Vickrey's original paper considered only auctions where a single, indivisible good is
being sold. In this case, the terms Vickrey auction and second-price sealed-bid auction
are equivalent, and are used interchangeably. When multiple identical units (or a divisible
good) are being sold in a single auction, the most obvious generalization is to have all
winning bidders pay the amount of the highest non-winning bid. This is known as a
uniform price auction. The uniform-price auction does not, however, result in bidders
bidding their true valuations as they do in a second-price auction unless each bidder has
demand for only a single unit.

A generalization of the Vickrey auction that maintains the incentive to bid truthfully is
known as the Vickrey-Clarke-Groves (VCG) mechanism. The idea in VCG is that each
player in the auction pays the opportunity cost that their presence introduces to all the
other players. For example, suppose that we want to auction two apples, and we have
three bidders. Bidder A wants one apple and bids \$5 for that apple. Bidder B wants one
apple and is willing to pay \$2 for it. Bidder C wants two apples and is willing to pay \$6
to have both of them, but is uninterested in buying only one without the other. First, we
decide the outcome of the auction by maximizing bids: the apples go to bidder A and
bidder B. Next, to decide payments, we consider the opportunity cost that each bidder
imposed on the rest of the bidders. Currently, B has a utility of \$2. If bidder A had not
been present, C would have won, and had a utility of \$6, so A pays \$6–\$2 = \$4. For the
payment of bidder B: currently A has a utility of \$5 and C has a utility of 0. If bidder B
had been absent, C would have won and had a utility of \$6, so B pays \$6–\$5 = \$1. The
outcome is identical whether or not bidder C participates, so C does not need to pay
anything.

Vickrey auctions are much studied in economic literature, but are not particularly
common in practice. One market in which they have been used is stamp collecting.

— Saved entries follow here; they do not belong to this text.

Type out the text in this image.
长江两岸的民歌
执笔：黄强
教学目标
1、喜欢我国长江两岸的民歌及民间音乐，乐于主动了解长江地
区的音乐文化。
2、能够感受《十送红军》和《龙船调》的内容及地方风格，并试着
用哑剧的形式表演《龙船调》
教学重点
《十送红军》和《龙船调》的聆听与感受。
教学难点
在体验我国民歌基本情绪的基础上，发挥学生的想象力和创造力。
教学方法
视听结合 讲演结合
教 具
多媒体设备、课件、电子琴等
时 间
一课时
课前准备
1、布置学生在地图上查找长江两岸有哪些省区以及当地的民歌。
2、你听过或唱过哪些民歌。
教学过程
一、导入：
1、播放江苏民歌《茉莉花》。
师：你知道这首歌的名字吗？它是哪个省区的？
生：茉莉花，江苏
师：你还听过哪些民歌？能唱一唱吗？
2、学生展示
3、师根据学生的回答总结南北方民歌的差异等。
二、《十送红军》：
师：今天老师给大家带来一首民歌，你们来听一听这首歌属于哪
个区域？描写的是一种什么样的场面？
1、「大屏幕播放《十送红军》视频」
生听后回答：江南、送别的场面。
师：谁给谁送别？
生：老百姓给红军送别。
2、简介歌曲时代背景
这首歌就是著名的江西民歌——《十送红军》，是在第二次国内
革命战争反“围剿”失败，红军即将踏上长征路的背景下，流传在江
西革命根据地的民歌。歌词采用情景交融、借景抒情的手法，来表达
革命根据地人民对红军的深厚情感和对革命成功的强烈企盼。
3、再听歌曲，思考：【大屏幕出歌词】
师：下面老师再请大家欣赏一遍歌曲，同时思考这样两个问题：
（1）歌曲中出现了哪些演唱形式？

eBay's system of proxy bidding is similar, but not identical, to a Vickrey auction. A slight
generalized variant of a Vickrey auction, named generalized second-price auction, which
is different from the VCG mechanism, is known to be used in Google's and Yahoo!'s
online advertisement programmes.[1][2] NYU Law School uses an iterated version of the
Vickrey auction model for its course registration lottery.[3]